The truth is that babies love it. After all, life on on the outside takes getting used to after spending nine cozy months nestled inside a warm body listening to mom's heartbeat. In an interview with Romper, Princess Lock, a nurse practitioner and educator at Orlando's Winnie Palmer Hospital, says it's important to think of the first few months after birth as the baby's fourth trimester. Lock specializes in high risk obstetrics and gynecology, and she says that a good swaddle provides the comfort and relaxation a baby needs to get a decent rest.
"A lot of people don’t consider the fourth trimester. They’re like 'moms free, baby’s free,'" she says. "As the baby is transitioning to extra-uterine life, so is mom and [swaddling] helps with thermoregulations and reduction of stress. If you can simulate the womb, the baby feels the same comfort and sensation of being in the uterus."
Because babies don't have regular sleep cycles until about six months of age, it's important that the one to three hour stretches they get are quality. A good wrap with a finger's breadth of space between their bodies and the blanket suppresses babies' Moro reflex — when they extend their arms and legs when startled or feel that they're falling — to encourage REM cycle sleep, according to the Journal of Physiology. In a study conducted by the American Association of Pediatricians, newborns who were swaddled were found to be more sleep efficient and less prone to spontaneous awakening.
"The baby's reflexes are going to be less stimulated and the baby can focus on relaxation and feeling safe," Locks says. "They can get deeper sleep because they have the comfort of being swaddled."
Swaddling is also a useful tool against Sudden Infant Death Syndrome for that reason as well. Once you see the Moro reflex in action, you can be sorely tempted to put your baby on her stomach to sleep, which is a huge no-no. Infants have not developed the neck strength to lift or turn their heads and can easily suffocate in the mattress or bedding before they can roll over, reported the American Academy of Pediatrics. Their gag reflex, however, is well developed and babies will not choke on their backs.
"The baby’s gag reflex is there to help it keep from choking on their back," Locks says. "It takes 12 to 16 weeks for head strength, so the baby suffocates when it’s laying on its stomach."
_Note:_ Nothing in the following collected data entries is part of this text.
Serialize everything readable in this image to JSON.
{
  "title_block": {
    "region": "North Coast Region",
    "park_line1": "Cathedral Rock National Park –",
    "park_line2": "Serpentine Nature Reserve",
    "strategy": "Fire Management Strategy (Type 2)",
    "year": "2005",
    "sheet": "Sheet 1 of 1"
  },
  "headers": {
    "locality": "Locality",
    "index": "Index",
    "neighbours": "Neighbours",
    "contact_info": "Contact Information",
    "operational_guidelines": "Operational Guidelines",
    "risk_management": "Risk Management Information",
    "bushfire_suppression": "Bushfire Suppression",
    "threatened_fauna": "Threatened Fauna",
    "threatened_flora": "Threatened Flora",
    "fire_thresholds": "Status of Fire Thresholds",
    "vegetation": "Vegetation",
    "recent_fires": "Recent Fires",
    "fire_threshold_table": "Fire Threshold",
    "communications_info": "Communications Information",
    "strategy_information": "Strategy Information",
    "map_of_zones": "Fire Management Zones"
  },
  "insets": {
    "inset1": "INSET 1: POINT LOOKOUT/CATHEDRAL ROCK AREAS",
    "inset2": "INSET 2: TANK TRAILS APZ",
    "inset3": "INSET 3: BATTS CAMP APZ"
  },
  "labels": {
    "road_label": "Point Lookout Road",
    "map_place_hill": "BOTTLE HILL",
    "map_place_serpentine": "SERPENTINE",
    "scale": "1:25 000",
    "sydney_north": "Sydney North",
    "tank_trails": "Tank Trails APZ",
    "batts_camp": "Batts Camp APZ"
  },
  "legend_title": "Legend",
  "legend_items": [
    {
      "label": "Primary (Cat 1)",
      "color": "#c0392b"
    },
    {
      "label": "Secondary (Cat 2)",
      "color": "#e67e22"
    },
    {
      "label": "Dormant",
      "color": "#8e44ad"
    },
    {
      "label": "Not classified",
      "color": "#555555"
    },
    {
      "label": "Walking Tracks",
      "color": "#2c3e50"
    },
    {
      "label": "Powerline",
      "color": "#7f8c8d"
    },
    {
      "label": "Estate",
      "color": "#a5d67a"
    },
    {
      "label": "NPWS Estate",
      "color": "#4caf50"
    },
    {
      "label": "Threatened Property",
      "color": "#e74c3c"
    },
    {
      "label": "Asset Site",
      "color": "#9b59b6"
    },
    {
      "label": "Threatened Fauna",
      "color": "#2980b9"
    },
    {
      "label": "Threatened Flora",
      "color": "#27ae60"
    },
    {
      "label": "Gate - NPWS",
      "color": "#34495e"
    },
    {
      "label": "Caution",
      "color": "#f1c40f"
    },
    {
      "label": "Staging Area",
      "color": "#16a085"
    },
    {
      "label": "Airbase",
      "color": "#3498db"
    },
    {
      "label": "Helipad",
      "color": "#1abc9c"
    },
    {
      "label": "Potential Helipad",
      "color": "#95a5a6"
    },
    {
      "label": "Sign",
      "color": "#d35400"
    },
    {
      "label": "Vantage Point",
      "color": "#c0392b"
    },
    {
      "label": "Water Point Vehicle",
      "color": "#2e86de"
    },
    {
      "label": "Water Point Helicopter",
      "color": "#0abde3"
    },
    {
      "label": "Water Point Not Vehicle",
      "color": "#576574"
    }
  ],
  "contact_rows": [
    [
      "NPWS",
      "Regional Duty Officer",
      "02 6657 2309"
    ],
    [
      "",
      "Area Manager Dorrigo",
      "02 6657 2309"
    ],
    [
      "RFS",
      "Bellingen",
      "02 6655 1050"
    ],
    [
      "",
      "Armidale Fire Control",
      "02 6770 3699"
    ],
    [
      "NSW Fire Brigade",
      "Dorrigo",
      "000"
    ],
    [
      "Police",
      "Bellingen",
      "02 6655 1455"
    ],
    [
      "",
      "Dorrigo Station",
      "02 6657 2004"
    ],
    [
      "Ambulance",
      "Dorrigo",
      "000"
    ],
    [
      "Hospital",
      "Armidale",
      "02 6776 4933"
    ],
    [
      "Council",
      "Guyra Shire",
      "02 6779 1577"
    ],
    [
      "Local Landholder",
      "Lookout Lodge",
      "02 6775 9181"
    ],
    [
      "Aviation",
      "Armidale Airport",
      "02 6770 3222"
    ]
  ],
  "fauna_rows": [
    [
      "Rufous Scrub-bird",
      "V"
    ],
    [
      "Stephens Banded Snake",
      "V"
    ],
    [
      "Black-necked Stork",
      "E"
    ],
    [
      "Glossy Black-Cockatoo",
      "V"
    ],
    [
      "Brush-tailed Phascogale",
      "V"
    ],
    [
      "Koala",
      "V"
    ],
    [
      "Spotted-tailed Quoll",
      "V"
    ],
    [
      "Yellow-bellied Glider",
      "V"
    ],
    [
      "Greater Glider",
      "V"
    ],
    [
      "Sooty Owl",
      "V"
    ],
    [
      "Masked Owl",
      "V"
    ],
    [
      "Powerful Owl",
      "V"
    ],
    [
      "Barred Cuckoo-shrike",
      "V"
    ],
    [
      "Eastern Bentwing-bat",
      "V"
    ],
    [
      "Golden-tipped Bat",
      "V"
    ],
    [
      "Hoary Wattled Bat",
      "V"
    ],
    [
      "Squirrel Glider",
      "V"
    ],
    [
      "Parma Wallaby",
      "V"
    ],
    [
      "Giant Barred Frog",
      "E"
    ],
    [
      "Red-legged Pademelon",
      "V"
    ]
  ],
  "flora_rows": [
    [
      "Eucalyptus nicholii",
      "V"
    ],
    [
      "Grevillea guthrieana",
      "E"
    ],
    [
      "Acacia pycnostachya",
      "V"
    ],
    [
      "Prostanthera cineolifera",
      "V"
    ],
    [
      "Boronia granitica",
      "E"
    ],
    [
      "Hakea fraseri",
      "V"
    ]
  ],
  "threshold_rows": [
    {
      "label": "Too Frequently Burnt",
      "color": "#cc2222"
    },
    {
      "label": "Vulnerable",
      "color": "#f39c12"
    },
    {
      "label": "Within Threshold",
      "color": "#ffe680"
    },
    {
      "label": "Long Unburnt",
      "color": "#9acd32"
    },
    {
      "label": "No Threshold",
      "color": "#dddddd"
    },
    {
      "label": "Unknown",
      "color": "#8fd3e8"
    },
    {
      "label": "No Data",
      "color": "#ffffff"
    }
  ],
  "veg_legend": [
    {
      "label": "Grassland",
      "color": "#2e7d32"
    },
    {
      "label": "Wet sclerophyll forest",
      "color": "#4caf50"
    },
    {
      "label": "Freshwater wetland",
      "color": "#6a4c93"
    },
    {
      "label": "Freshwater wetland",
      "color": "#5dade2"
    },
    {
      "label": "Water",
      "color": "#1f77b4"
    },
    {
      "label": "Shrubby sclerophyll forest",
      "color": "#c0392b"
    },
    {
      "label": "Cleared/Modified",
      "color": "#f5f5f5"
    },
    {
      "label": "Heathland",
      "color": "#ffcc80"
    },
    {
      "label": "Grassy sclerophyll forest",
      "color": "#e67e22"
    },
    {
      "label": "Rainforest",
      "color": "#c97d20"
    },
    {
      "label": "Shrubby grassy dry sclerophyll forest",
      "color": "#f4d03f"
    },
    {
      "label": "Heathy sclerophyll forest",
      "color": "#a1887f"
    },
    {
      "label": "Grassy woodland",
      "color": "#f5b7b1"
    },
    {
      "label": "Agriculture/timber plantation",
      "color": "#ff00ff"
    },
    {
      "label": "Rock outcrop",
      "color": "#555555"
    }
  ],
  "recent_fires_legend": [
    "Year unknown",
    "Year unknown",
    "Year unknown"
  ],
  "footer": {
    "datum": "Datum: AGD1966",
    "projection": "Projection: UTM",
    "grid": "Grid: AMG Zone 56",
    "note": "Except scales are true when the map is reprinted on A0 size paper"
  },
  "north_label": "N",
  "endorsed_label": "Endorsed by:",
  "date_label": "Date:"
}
The only real risk to swaddling is wrapping babies too tightly, which can result in hip dysplasia. According to the International Hip Dysplasia Institute, straightening the babies legs — which have been curled in a fetal position while in the womb — to a standing position can loosen joints and damage soft cartilage in the sockets. Their legs shouldn't be wrapped straight down or straight together, but the swaddle should instead allow for the baby's free movement from the hips down to allow their legs to spread apart and bend upwards.
Despite swaddling's sleep promoting qualities, Lock warns parents against expecting that it will encourage infants to sleep more than three hours at a time. It's a healthy sleep pattern for babies in the first few months of their life and is largely determined by mom's sleep patterns before birth. When I asked her about my own swaddle-demanding infants — who I figured were just terrible sleepers, despite being instantly soothed when wrapped — she says mom's disrupted sleep in the third trimester is what determines the healthy sleep snacks infants indulge in until 3 or 4 months of age.
"In your last trimester of pregnancy, I bet you didn’t sleep yourself," she says. "In truth, your kids may not have been really bad sleepers. They may have been following natural patterns. As the baby grows, that's when the baby will sleep longer periods of time."
Which is perfect, because swaddling isn't recommended past the first 2 months, according to the American Academy of Pediatricians. By then, you should be able to ditch the blanket and agonize over the next challenge: sleep training.